Based on the quantitative results of this study, the following conclusions can be summarized: species crop diversity maintained by farmers before and after the project increased as a result of the interventions. An increase in the Simpson index of diversity (+39%) and Equitability index (+61%) were demonstrated, a clear sign of the value of the intervention promoted by the projects. These results are not unexpected, as the program under investigation was specifically designed to promote the conservation and use of wild fruit diversity. However, an understanding of the extent of this impact, and its statistical validation is important. Moreover, this outcome can be considered in order to provide useful insights about the effectiveness of different interventions to policymakers. As discussed by Bellon et al. (2015b) an effective and sustainable program for supporting farmers to maintain in situ/on-farm diversity on-farm has to generate positive livelihood outcomes as well. Estimates show that participation in the UNEP-GEF program increased both household propensity of marketing (+8%) and self-consumption of target wild fruit (+11%). While higher and more reliable levels of consumption and/or marketing of these fruits are relevant prerequisites to generating benefits from the wild fruit diversity for farmers, no significant impact was observed in broader livelihood outcomes. Indeed, in terms of outcomes related to livelihood measures, participation in the program showed only a small positive impact on the appliance of asset-based indicators of wealth and livestock (+3%). But this observable impact was not statistically significant. Two possible explanations of this lack of observable evidence of program impact is the short time elapsed between the end of the project and the impact assessment, likely too brief to capture the impact on livelihoods and the sample size too small to evaluate the outcome.
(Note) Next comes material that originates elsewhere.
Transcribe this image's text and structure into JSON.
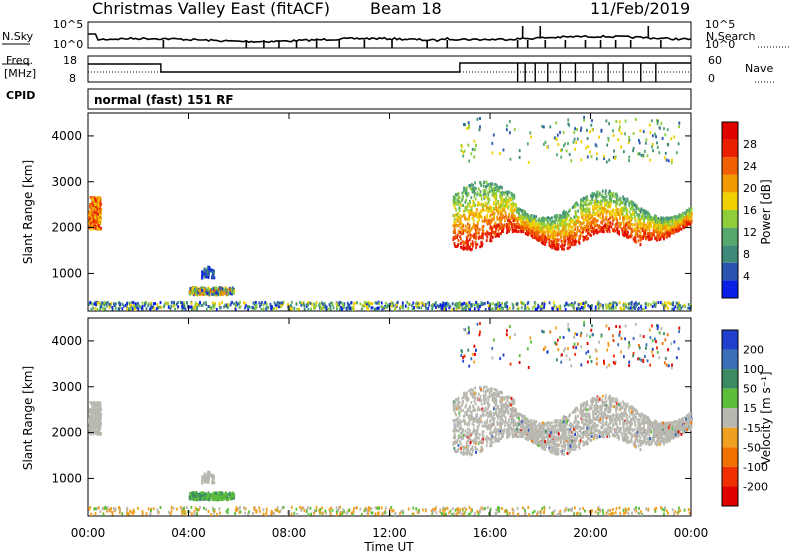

However, these are only two possible explanations of the results. What is beyond doubt is that the effectiveness of a program focusing on the sustainable use of agro and tree diversity depends on all stakeholders both directly involved in the interventions (households) and indirectly involved (institutions and research), and by their interactions (Caracciolo et al. 2011).

Previous attempts in the region in the promotion of genetic diversity of fruit species failed for a series of reasons, including lack of information on the benefits derived from genetic resources, limited social and economic resources and the requirement of a collaborative integrated approach among main stakeholders. Further research should also take these aspects into account. Finally, recommendations can be made on the applicability and generalizability (external validity) of these findings. Generalizability cannot be addressed trying to apply the same interventions and associated activities over many villages and households, but rather needs a critical re-organization and contextualization of the interventions in which diverse activities are assembled and targeted to fit different contexts, letting households select which ones fit best under their own situations. This also means that self-selection, households motivation, and capacity to participate are key elements of the process that need to be explicitly considered.